Last year, Nirenberg proposed moving municipal elections from May to November of even-numbered years to increase voter turnout. He noted then that the May 9, 2015 general election—on a ballot that contained a mayoral race, 10 council races and six ballot propositions—drew only 12% of registered voters. When the City of Austin switched its municipal elections from May to November, voter turnout increased four-fold. Nirenberg also worked with VIA Metropolitan Transit officials to offer free rides to the polls when residents show their voter registration cards.
“We have to recognize that civic engagement doesn’t begin and end with voting,” Nirenberg said. “It starts with conversations like this.”
Nirenberg has hosted several Kids Town Hall meetings to help students understand local government and help them see how they can make a difference in their communities. One town hall resulted in a much-needed sidewalk getting built for Garcia Middle School students who advocated for the change when they met Nirenberg. Click to read: “District 8 Community Academy Gets Citizens Engaged.”
Still, low voter-turnout has been an issue for the city for decades, Flores said. He noted that he worked on a study that identified 16 variables that keep people from participating in their electoral duties, including mundane hurdles like bad weather, a lack of childcare and lack of reliable transportation options. But most people who don’t vote stay on the sidelines because they don’t understand the way the civic process works or they don’t think their voice will matter, he added.
“On a day to day basis, I interact with my city government from the moment I drive out of the house,” Flores told the crowd, adding that people don’t understand how important their participation is. “You tuck away a city council vote in May and what do you have? Low participation rates.”
But politicians may not be eager to change a system that got them elected, Flores added.
“Why wouldn’t politicians want us voting? That’s a rhetorical question,” he said, drawing laughs.
Flores mused about the possibility of one day being able to vote using a smart phone, imagining a secure service that would provide you voting notifications that included a reminder, information about each candidate and issue and the opportunity to cast a digital ballot.
Students in the crowd listened eagerly, some shaking their heads in approval. The simplicity of it!
Barberena, who was the last to speak, focused her presentation on the challenges that women face who run for office. For starters, representation is low. Only about 20% of elected officials statewide and in national positions are women, Barbarena noted, even though they make up more than 50% of the population.
She summed up the challenges women face with three m’s: moxie, money and mentors. Women often have to fight against internalized ideas that they’re not competent enough, must struggle to raise money or often lack the mentors that would encourage them to run for office, she said. Women in the audience silently nodded as she added that many women are often still expected to manage the bulk of childcare and household duties, which can squeeze political ambitions.
Although we’d like to think that gender doesn’t matter and that men and women are treated equally, the reality is that we’re not there yet, Barberena said. She showed a slide that had pictures of Hillary Clinton’s various hairstyles and a quote from the presidential contender: “If I want to knock a story off the front page, I just have to change my hairstyle.”

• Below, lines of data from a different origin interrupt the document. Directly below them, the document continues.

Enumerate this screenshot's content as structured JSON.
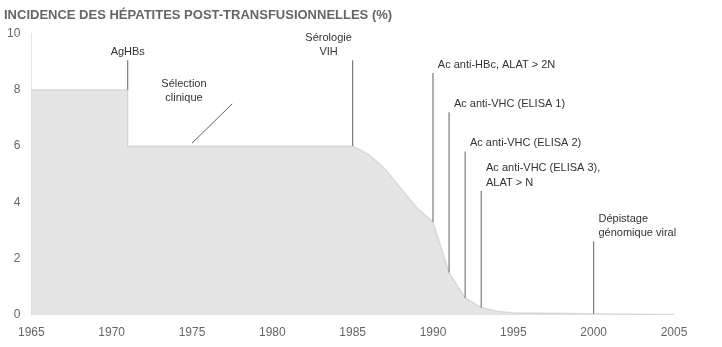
{
  "chart_data": {
    "type": "area",
    "title": "INCIDENCE DES HÉPATITES POST-TRANSFUSIONNELLES (%)",
    "x": [
      1965,
      1970,
      1971,
      1971,
      1975,
      1984,
      1985,
      1986,
      1987,
      1988,
      1989,
      1990,
      1991,
      1992,
      1993,
      1994,
      1995,
      2000,
      2005
    ],
    "values": [
      8.0,
      8.0,
      8.0,
      6.0,
      6.0,
      6.0,
      6.0,
      5.7,
      5.2,
      4.5,
      3.8,
      3.3,
      1.5,
      0.6,
      0.25,
      0.12,
      0.07,
      0.03,
      0.0
    ],
    "xlim": [
      1965,
      2005
    ],
    "ylim": [
      0,
      10
    ],
    "xticks": [
      1965,
      1970,
      1975,
      1980,
      1985,
      1990,
      1995,
      2000,
      2005
    ],
    "yticks": [
      0,
      2,
      4,
      6,
      8,
      10
    ],
    "grid": false,
    "annotations": [
      {
        "text": "AgHBs",
        "x": 1971.0,
        "y": 9.15,
        "line_x": [
          1971,
          1971
        ],
        "line_y": [
          8.0,
          9.05
        ]
      },
      {
        "text": "Sélection\nclinique",
        "x": 1974.5,
        "y": 7.5,
        "line_x": [
          1977.5,
          1975
        ],
        "line_y": [
          7.5,
          6.1
        ]
      },
      {
        "text": "Sérologie\nVIH",
        "x": 1983.5,
        "y": 9.15,
        "line_x": [
          1985,
          1985
        ],
        "line_y": [
          6.0,
          9.05
        ]
      },
      {
        "text": "Ac anti-HBc, ALAT > 2N",
        "x": 1990.3,
        "y": 8.7,
        "line_x": [
          1990,
          1990
        ],
        "line_y": [
          3.3,
          8.6
        ]
      },
      {
        "text": "Ac anti-VHC (ELISA 1)",
        "x": 1991.3,
        "y": 7.3,
        "line_x": [
          1991,
          1991
        ],
        "line_y": [
          1.5,
          7.2
        ]
      },
      {
        "text": "Ac anti-VHC (ELISA 2)",
        "x": 1992.3,
        "y": 5.9,
        "line_x": [
          1992,
          1992
        ],
        "line_y": [
          0.6,
          5.8
        ]
      },
      {
        "text": "Ac anti-VHC (ELISA 3),\nALAT > N",
        "x": 1993.3,
        "y": 4.5,
        "line_x": [
          1993,
          1993
        ],
        "line_y": [
          0.25,
          4.4
        ]
      },
      {
        "text": "Dépistage\ngénomique viral",
        "x": 2000.3,
        "y": 2.7,
        "line_x": [
          2000,
          2000
        ],
        "line_y": [
          0.03,
          2.6
        ]
      }
    ]
  }
}
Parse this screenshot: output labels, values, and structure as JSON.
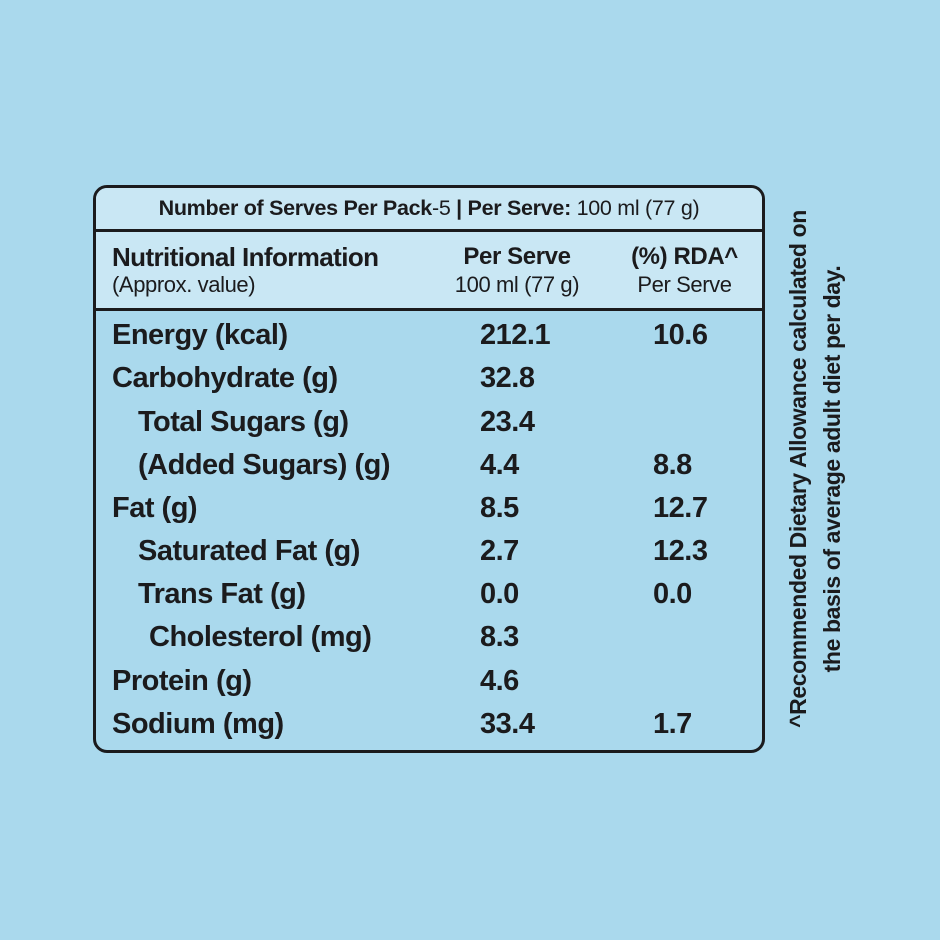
{
  "colors": {
    "page_bg": "#aad9ed",
    "band_bg": "#c9e7f4",
    "line": "#1b1b1d",
    "text": "#1b1b1d"
  },
  "serves_bar": {
    "part1_bold": "Number of Serves Per Pack",
    "part2": "-5",
    "part3_bold": " | Per Serve: ",
    "part4": "100 ml (77 g)"
  },
  "columns": {
    "col1": {
      "title": "Nutritional Information",
      "subtitle": "(Approx. value)"
    },
    "col2": {
      "title": "Per Serve",
      "subtitle": "100 ml (77 g)"
    },
    "col3": {
      "title": "(%) RDA^",
      "subtitle": "Per Serve"
    }
  },
  "rows": [
    {
      "label": "Energy (kcal)",
      "indent": 0,
      "per_serve": "212.1",
      "rda": "10.6"
    },
    {
      "label": "Carbohydrate (g)",
      "indent": 0,
      "per_serve": "32.8",
      "rda": ""
    },
    {
      "label": "Total Sugars (g)",
      "indent": 1,
      "per_serve": "23.4",
      "rda": ""
    },
    {
      "label": "(Added Sugars) (g)",
      "indent": 1,
      "per_serve": "4.4",
      "rda": "8.8"
    },
    {
      "label": "Fat (g)",
      "indent": 0,
      "per_serve": "8.5",
      "rda": "12.7"
    },
    {
      "label": "Saturated Fat (g)",
      "indent": 1,
      "per_serve": "2.7",
      "rda": "12.3"
    },
    {
      "label": "Trans Fat (g)",
      "indent": 1,
      "per_serve": "0.0",
      "rda": "0.0"
    },
    {
      "label": "Cholesterol (mg)",
      "indent": 2,
      "per_serve": "8.3",
      "rda": ""
    },
    {
      "label": "Protein (g)",
      "indent": 0,
      "per_serve": "4.6",
      "rda": ""
    },
    {
      "label": "Sodium (mg)",
      "indent": 0,
      "per_serve": "33.4",
      "rda": "1.7"
    }
  ],
  "footnote": {
    "line1": "^Recommended Dietary Allowance calculated on",
    "line2": "the basis of average adult diet per day."
  }
}
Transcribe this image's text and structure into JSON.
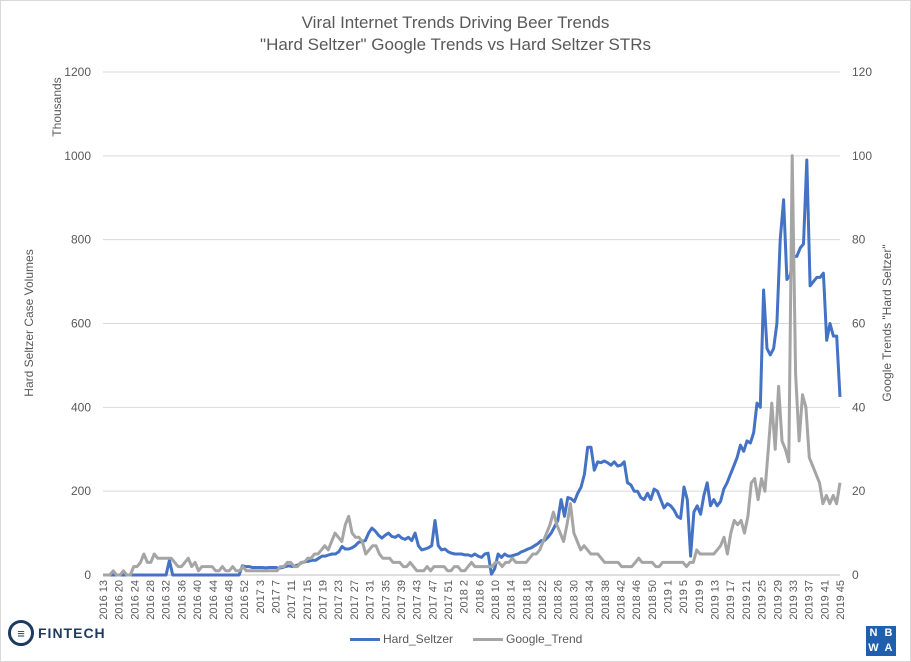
{
  "chart_data": {
    "type": "line",
    "title": "Viral Internet Trends Driving Beer Trends",
    "subtitle": "\"Hard Seltzer\" Google Trends vs Hard Seltzer STRs",
    "xlabel": "",
    "ylabel": "Hard Seltzer Case Volumes",
    "ylabel_units": "Thousands",
    "y2label": "Google Trends \"Hard Seltzer\"",
    "ylim": [
      0,
      1200
    ],
    "y2lim": [
      0,
      120
    ],
    "yticks": [
      0,
      200,
      400,
      600,
      800,
      1000,
      1200
    ],
    "y2ticks": [
      0,
      20,
      40,
      60,
      80,
      100,
      120
    ],
    "grid": true,
    "legend_position": "bottom",
    "x_tick_labels": [
      "2016 13",
      "2016 20",
      "2016 24",
      "2016 28",
      "2016 32",
      "2016 36",
      "2016 40",
      "2016 44",
      "2016 48",
      "2016 52",
      "2017 3",
      "2017 7",
      "2017 11",
      "2017 15",
      "2017 19",
      "2017 23",
      "2017 27",
      "2017 31",
      "2017 35",
      "2017 39",
      "2017 43",
      "2017 47",
      "2017 51",
      "2018 2",
      "2018 6",
      "2018 10",
      "2018 14",
      "2018 18",
      "2018 22",
      "2018 26",
      "2018 30",
      "2018 34",
      "2018 38",
      "2018 42",
      "2018 46",
      "2018 50",
      "2019 1",
      "2019 5",
      "2019 9",
      "2019 13",
      "2019 17",
      "2019 21",
      "2019 25",
      "2019 29",
      "2019 33",
      "2019 37",
      "2019 41",
      "2019 45"
    ],
    "series": [
      {
        "name": "Hard_Seltzer",
        "axis": "left",
        "color": "#4472c4",
        "values": [
          0,
          0,
          0,
          0,
          0,
          0,
          0,
          0,
          0,
          0,
          0,
          0,
          0,
          0,
          0,
          0,
          0,
          0,
          0,
          0,
          35,
          0,
          0,
          0,
          0,
          0,
          0,
          0,
          0,
          0,
          0,
          0,
          0,
          0,
          0,
          0,
          0,
          0,
          0,
          0,
          0,
          0,
          22,
          20,
          20,
          18,
          18,
          18,
          18,
          17,
          18,
          18,
          18,
          16,
          18,
          20,
          22,
          20,
          22,
          25,
          30,
          32,
          33,
          35,
          35,
          40,
          45,
          45,
          48,
          50,
          50,
          55,
          68,
          62,
          62,
          65,
          70,
          78,
          80,
          82,
          100,
          112,
          105,
          95,
          88,
          95,
          100,
          92,
          90,
          95,
          88,
          85,
          90,
          82,
          100,
          70,
          60,
          62,
          65,
          70,
          130,
          70,
          60,
          62,
          55,
          52,
          50,
          50,
          50,
          48,
          48,
          45,
          50,
          45,
          42,
          50,
          52,
          2,
          15,
          50,
          42,
          50,
          45,
          45,
          48,
          50,
          55,
          58,
          62,
          65,
          70,
          75,
          82,
          82,
          90,
          100,
          115,
          130,
          180,
          140,
          185,
          182,
          175,
          195,
          210,
          240,
          305,
          305,
          250,
          270,
          268,
          272,
          268,
          262,
          270,
          260,
          262,
          270,
          220,
          215,
          200,
          200,
          185,
          180,
          195,
          180,
          205,
          200,
          180,
          160,
          170,
          165,
          155,
          140,
          135,
          210,
          180,
          45,
          150,
          165,
          145,
          190,
          220,
          165,
          180,
          165,
          175,
          205,
          220,
          240,
          260,
          280,
          310,
          295,
          320,
          315,
          340,
          410,
          400,
          680,
          540,
          525,
          540,
          600,
          800,
          895,
          705,
          715,
          760,
          760,
          780,
          790,
          990,
          690,
          700,
          710,
          710,
          720,
          560,
          600,
          570,
          570,
          425
        ]
      },
      {
        "name": "Google_Trend",
        "axis": "right",
        "color": "#a5a5a5",
        "values": [
          0,
          0,
          0,
          1,
          0,
          0,
          1,
          0,
          0,
          2,
          2,
          3,
          5,
          3,
          3,
          5,
          4,
          4,
          4,
          4,
          4,
          3,
          2,
          2,
          3,
          4,
          2,
          3,
          1,
          2,
          2,
          2,
          2,
          1,
          1,
          2,
          1,
          1,
          2,
          1,
          1,
          2,
          1,
          1,
          1,
          1,
          1,
          1,
          1,
          1,
          1,
          1,
          2,
          2,
          3,
          3,
          2,
          2,
          3,
          3,
          4,
          4,
          5,
          5,
          6,
          7,
          6,
          8,
          10,
          9,
          8,
          12,
          14,
          10,
          9,
          9,
          8,
          5,
          6,
          7,
          7,
          5,
          4,
          4,
          4,
          3,
          3,
          3,
          2,
          2,
          3,
          2,
          1,
          1,
          1,
          2,
          1,
          2,
          2,
          2,
          2,
          1,
          1,
          2,
          2,
          1,
          1,
          2,
          3,
          2,
          2,
          2,
          2,
          2,
          2,
          3,
          3,
          2,
          3,
          3,
          4,
          3,
          3,
          3,
          3,
          4,
          5,
          5,
          6,
          8,
          10,
          12,
          15,
          12,
          10,
          8,
          12,
          17,
          10,
          8,
          6,
          7,
          6,
          5,
          5,
          5,
          4,
          3,
          3,
          3,
          3,
          3,
          2,
          2,
          2,
          2,
          3,
          4,
          3,
          3,
          3,
          3,
          2,
          2,
          3,
          3,
          3,
          3,
          3,
          3,
          3,
          2,
          3,
          3,
          6,
          5,
          5,
          5,
          5,
          5,
          6,
          7,
          9,
          5,
          10,
          13,
          12,
          13,
          10,
          14,
          22,
          23,
          18,
          23,
          20,
          30,
          41,
          30,
          45,
          32,
          30,
          27,
          100,
          48,
          32,
          43,
          40,
          28,
          26,
          24,
          22,
          17,
          19,
          17,
          19,
          17,
          22
        ]
      }
    ]
  },
  "header": {
    "title_line1": "Viral Internet Trends Driving Beer Trends",
    "title_line2": "\"Hard Seltzer\" Google Trends vs Hard Seltzer STRs"
  },
  "axes": {
    "left_title": "Hard Seltzer Case Volumes",
    "left_units": "Thousands",
    "right_title": "Google Trends \"Hard Seltzer\""
  },
  "legend": {
    "items": [
      {
        "label": "Hard_Seltzer",
        "color": "#4472c4"
      },
      {
        "label": "Google_Trend",
        "color": "#a5a5a5"
      }
    ]
  },
  "logos": {
    "left": "FINTECH",
    "right": [
      "N",
      "B",
      "W",
      "A"
    ]
  }
}
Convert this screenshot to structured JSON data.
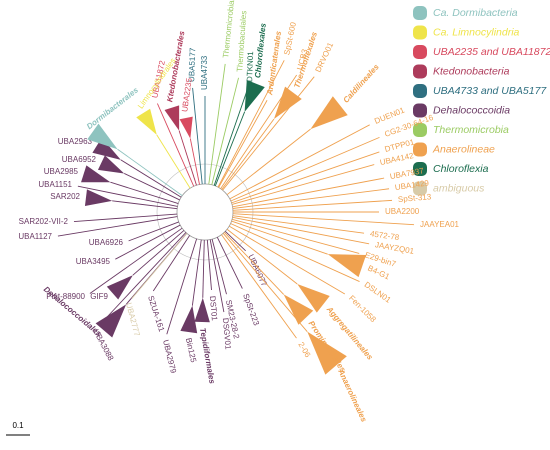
{
  "legend": [
    {
      "label": "Ca. Dormibacteria",
      "color": "#8ec3bf"
    },
    {
      "label": "Ca. Limnocylindria",
      "color": "#efe44a"
    },
    {
      "label": "UBA2235 and UBA11872",
      "color": "#d84a5f"
    },
    {
      "label": "Ktedonobacteria",
      "color": "#ad3b5b"
    },
    {
      "label": "UBA4733 and UBA5177",
      "color": "#2f6f80"
    },
    {
      "label": "Dehalococcoidia",
      "color": "#6a3a64"
    },
    {
      "label": "Thermomicrobia",
      "color": "#9bcb63"
    },
    {
      "label": "Anaerolineae",
      "color": "#efa14f"
    },
    {
      "label": "Chloroflexia",
      "color": "#1c6d4f"
    },
    {
      "label": "ambiguous",
      "color": "#d8cba8"
    }
  ],
  "leaves": [
    {
      "label": "UBA2963"
    },
    {
      "label": "UBA6952"
    },
    {
      "label": "UBA2985"
    },
    {
      "label": "UBA1151"
    },
    {
      "label": "SAR202"
    },
    {
      "label": "SAR202-VII-2"
    },
    {
      "label": "UBA1127"
    },
    {
      "label": "UBA3495"
    },
    {
      "label": "UBA6926"
    },
    {
      "label": "Plut-88900"
    },
    {
      "label": "GIF9"
    },
    {
      "label": "Dehalococcoidales"
    },
    {
      "label": "UBA2777"
    },
    {
      "label": "UBA3088"
    },
    {
      "label": "SZUA-161"
    },
    {
      "label": "UBA2979"
    },
    {
      "label": "Bin125"
    },
    {
      "label": "Tepidiformales"
    },
    {
      "label": "DSGV01"
    },
    {
      "label": "DST01"
    },
    {
      "label": "SM23-28-2"
    },
    {
      "label": "SpSt-223"
    },
    {
      "label": "UBA6077"
    },
    {
      "label": "Anaerolineales"
    },
    {
      "label": "2-06"
    },
    {
      "label": "Promineofilales"
    },
    {
      "label": "Aggregatilineales"
    },
    {
      "label": "Fen-1058"
    },
    {
      "label": "DSLN01"
    },
    {
      "label": "B4-G1"
    },
    {
      "label": "E29-bin7"
    },
    {
      "label": "JAAYZQ01"
    },
    {
      "label": "4572-78"
    },
    {
      "label": "JAAYEA01"
    },
    {
      "label": "UBA2200"
    },
    {
      "label": "SpSt-313"
    },
    {
      "label": "UBA1429"
    },
    {
      "label": "UBA7937"
    },
    {
      "label": "UBA4142"
    },
    {
      "label": "DTPP01"
    },
    {
      "label": "CG2-30-64-16"
    },
    {
      "label": "DUEN01"
    },
    {
      "label": "Caldilineales"
    },
    {
      "label": "DRVO01"
    },
    {
      "label": "UCB3"
    },
    {
      "label": "Thermoflexales"
    },
    {
      "label": "SpSt-600"
    },
    {
      "label": "Ardenticatenales"
    },
    {
      "label": "DTKN01"
    },
    {
      "label": "Chloroflexales"
    },
    {
      "label": "Thermobaculales"
    },
    {
      "label": "Thermomicrobiales"
    },
    {
      "label": "UBA4733"
    },
    {
      "label": "UBA5177"
    },
    {
      "label": "Ktedonobacterales"
    },
    {
      "label": "UBA11872"
    },
    {
      "label": "UBA2235"
    },
    {
      "label": "Limnocylindrales"
    },
    {
      "label": "Dormibacterales"
    }
  ],
  "scale_bar": "0.1"
}
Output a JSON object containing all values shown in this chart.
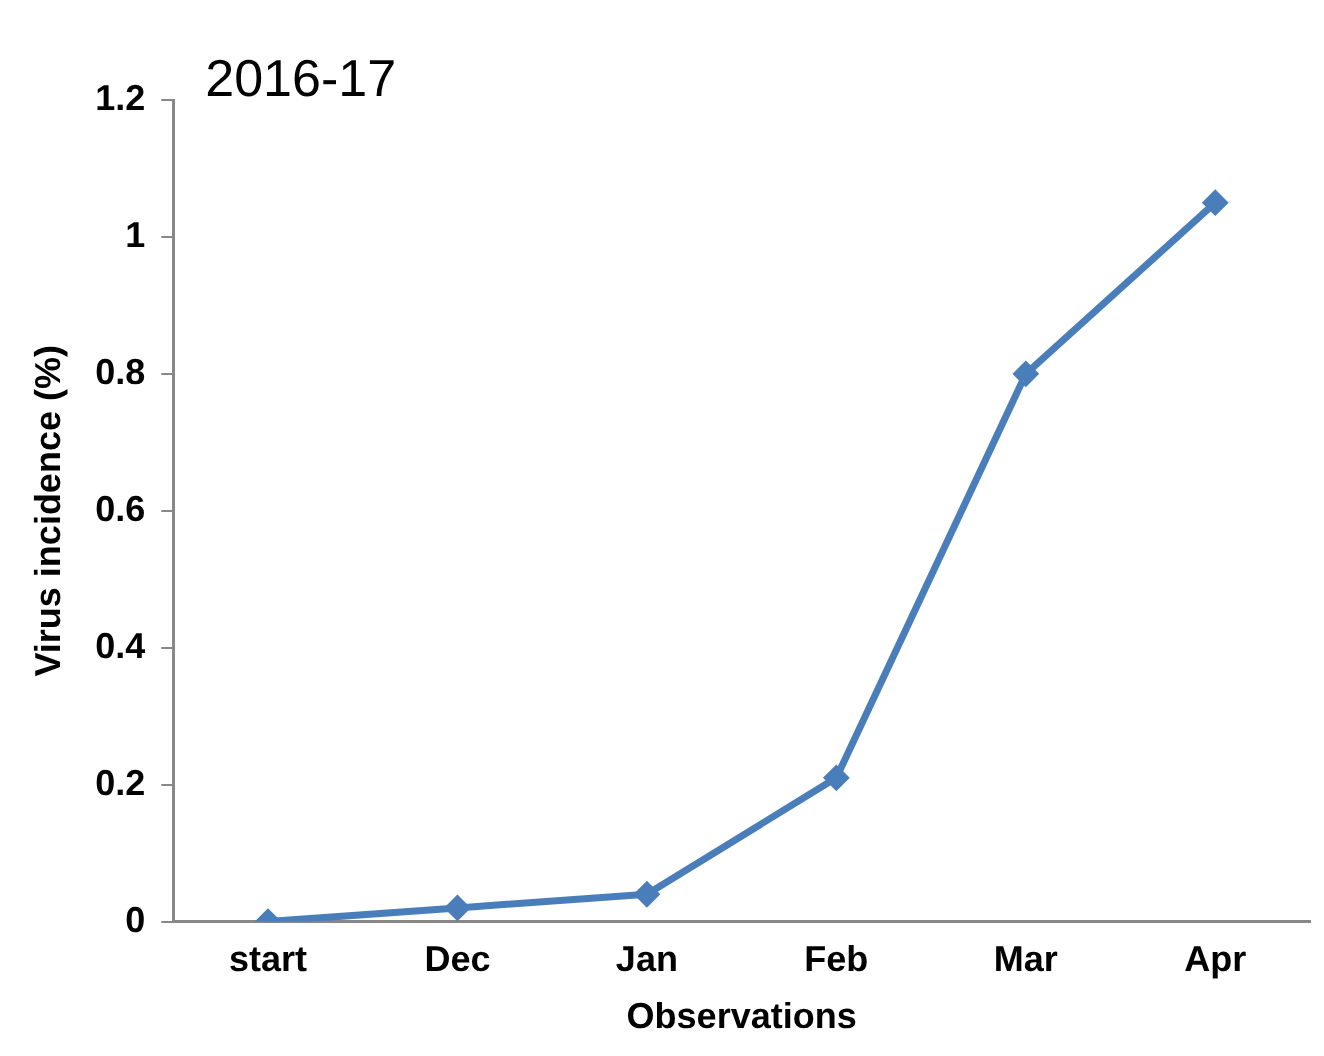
{
  "chart_data": {
    "type": "line",
    "title": "2016-17",
    "xlabel": "Observations",
    "ylabel": "Virus incidence (%)",
    "categories": [
      "start",
      "Dec",
      "Jan",
      "Feb",
      "Mar",
      "Apr"
    ],
    "series": [
      {
        "color": "#4a7ebb",
        "values": [
          0,
          0.02,
          0.04,
          0.21,
          0.8,
          1.05
        ]
      }
    ],
    "ylim": [
      0,
      1.2
    ],
    "yticks": [
      0,
      0.2,
      0.4,
      0.6,
      0.8,
      1,
      1.2
    ],
    "grid": false,
    "legend": false,
    "marker": "diamond",
    "line_style": "solid"
  }
}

But Barbarena had some uplifting words for ladies thinking of jumping into the political fray: “If you’re thinking off running for office, get your village together and hold them tight.” She added optimistically that she sees the percentage of women holding political office increasing in the future.
The call to action from Nirenberg and Flores encouraged attendees to participate in local elections, and to get involved with their communities by educating themselves and others on the political process.
“Don’t let the future happen to you,” Cedillo said in closing. “Make it happen for you.”